Juste derrière, une carte de penthière, ces cartes du territoire que chaque douanier se devait d’être capable de dessiner, contenant un dessin de Salvador Dali, un des « inattendus du musée ».
La visite se termine avec de drôles d’objets, des arithmomètres, les premiers modèles de calculatrice de bureau de la seconde moitié du XIXe siècle, rappelant la fonction statistique de la douane. Juste derrière se trouve un terminal Sofi, une sorte de vieil ordinateur connecté aux autres au sein de la douane :
« C’est sûr maintenant ça paraît désuet mais c’était très novateur à l’époque. »
Un musée qui bouge avec son temps
La collection permanente sur les douanes n’est pas seule dans ce musée, où des expositions temporaires prennent régulièrement place dans l’allée centrale. En ce moment « Les Revenants » de l’artiste Audry Liseron-Monfils suite à laquelle se tiendra une exposition sur l’ivoire :
« Pour les expositions temporaires, on démarche et parfois on est sollicités, on va au gré des projets tout en gardant une cohérence. »
Une fois terminée, ces expositions peuvent être redécouvertes sur leur site internet sous forme d’exposition virtuelle. Outre les guides papiers à disposition en langues étrangères et en braille, des audio-guides peuvent être loués, ainsi que des visites sur ipod, téléchargeables gratuitement sur l’apple store.

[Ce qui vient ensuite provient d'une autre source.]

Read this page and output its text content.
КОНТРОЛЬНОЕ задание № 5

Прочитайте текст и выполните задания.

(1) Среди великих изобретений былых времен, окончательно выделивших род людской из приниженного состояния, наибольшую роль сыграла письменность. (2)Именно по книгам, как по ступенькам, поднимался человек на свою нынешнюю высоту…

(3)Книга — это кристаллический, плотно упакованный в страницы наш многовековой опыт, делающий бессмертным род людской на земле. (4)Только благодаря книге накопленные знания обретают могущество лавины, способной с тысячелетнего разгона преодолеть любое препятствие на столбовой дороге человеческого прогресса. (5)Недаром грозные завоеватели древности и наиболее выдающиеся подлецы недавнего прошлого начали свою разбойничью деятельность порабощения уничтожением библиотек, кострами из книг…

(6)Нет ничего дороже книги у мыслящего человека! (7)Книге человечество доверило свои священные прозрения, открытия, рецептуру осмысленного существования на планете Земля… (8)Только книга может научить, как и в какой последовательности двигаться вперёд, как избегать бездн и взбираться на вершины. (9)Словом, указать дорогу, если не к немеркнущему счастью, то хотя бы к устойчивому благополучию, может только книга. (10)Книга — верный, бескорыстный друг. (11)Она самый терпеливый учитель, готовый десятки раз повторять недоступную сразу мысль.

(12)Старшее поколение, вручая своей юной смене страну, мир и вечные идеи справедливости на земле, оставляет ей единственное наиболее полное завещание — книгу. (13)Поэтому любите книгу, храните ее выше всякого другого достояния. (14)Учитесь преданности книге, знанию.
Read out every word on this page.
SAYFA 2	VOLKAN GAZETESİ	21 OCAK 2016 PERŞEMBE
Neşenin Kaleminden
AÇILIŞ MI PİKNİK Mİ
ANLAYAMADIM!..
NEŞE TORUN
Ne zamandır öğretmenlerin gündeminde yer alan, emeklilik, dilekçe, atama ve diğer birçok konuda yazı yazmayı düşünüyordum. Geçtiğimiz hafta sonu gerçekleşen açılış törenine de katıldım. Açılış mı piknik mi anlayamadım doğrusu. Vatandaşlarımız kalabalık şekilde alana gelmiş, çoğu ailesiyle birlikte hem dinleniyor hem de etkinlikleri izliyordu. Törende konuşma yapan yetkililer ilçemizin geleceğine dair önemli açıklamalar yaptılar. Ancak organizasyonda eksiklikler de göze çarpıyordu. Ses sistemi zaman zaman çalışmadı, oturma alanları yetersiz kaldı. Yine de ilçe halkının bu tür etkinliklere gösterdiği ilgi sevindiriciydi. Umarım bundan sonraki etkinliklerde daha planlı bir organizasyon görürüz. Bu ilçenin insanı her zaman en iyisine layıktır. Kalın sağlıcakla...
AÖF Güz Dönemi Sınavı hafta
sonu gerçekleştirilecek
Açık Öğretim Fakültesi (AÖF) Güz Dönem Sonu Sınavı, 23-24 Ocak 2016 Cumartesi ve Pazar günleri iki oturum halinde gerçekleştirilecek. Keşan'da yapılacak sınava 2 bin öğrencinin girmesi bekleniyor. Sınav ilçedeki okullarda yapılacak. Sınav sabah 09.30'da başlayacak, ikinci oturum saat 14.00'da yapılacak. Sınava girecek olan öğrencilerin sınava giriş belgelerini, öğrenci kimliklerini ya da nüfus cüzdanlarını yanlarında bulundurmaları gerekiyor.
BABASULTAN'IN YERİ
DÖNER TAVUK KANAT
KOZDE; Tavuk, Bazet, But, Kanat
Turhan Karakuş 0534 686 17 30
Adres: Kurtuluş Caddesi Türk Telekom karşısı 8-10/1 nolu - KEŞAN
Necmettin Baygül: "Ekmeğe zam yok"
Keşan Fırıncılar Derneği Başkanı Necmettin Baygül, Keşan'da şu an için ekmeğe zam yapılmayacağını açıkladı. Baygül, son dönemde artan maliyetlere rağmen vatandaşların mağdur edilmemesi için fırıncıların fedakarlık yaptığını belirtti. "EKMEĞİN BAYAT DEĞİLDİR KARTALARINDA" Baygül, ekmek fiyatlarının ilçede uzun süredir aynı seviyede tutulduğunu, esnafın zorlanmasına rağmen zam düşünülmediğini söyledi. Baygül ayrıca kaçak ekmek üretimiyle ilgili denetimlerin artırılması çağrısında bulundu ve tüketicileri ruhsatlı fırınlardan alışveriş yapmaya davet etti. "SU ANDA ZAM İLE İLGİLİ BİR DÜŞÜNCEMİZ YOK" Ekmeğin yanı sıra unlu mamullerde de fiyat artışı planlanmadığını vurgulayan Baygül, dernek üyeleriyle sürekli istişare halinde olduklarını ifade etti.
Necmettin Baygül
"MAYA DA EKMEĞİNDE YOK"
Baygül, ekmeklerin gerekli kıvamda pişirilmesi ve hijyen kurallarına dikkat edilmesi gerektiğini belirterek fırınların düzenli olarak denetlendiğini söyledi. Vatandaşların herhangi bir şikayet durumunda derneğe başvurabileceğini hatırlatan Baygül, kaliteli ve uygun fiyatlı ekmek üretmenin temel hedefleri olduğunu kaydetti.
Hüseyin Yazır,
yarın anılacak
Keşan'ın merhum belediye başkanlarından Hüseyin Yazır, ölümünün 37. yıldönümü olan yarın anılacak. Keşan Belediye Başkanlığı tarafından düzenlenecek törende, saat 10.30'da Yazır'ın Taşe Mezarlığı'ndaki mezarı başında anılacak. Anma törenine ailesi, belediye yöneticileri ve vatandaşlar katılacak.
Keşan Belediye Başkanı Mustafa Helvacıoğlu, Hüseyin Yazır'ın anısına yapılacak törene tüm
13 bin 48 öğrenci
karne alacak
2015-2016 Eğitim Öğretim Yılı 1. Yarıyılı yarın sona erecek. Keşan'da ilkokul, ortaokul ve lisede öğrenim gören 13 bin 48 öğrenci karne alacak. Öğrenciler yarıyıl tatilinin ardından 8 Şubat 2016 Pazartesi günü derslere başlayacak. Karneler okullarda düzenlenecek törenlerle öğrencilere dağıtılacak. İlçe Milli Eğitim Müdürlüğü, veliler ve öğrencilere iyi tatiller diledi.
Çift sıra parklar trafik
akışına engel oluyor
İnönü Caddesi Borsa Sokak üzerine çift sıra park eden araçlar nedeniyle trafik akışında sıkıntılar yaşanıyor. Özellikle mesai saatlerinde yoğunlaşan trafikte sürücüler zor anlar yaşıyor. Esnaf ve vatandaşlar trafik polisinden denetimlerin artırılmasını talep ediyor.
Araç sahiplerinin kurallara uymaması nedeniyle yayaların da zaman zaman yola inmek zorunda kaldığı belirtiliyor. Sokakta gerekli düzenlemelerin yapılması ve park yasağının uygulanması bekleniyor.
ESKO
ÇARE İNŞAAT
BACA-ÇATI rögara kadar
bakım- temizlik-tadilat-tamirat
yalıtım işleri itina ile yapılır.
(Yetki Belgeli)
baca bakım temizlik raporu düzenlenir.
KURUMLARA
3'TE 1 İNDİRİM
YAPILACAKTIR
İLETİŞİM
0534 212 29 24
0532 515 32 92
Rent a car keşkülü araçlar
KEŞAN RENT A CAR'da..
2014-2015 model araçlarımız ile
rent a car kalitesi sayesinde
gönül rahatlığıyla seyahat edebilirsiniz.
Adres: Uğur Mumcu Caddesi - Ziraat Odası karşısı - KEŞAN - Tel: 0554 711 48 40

Entre concerts, ateliers et conférences
L’une des salles d’expositions d’une capacité de 80 à 90 personnes est aussi proposée pour organiser des concerts, des pièces de théâtres, des colloques ou autres conférences :
« Nous proposons des concerts pour la fête de la musique en partenariat avec le rocher de Palmer depuis 2008 pour inciter le public à rentrer, nous voulons aussi que les gens découvrent ce lieu. »
Pour la fête du patrimoine dont le thème sera cette année le XXe siècle, le musée laissera un accès à la cour normalement réservée à l’usage administratif, et un concert de musique cajun s’y déroulera.
Enfin, pour l’Euro 2016, la mairie de Bordeaux souhaite organiser un parcours des musées, auquel le musée national des douanes sera certainement associé.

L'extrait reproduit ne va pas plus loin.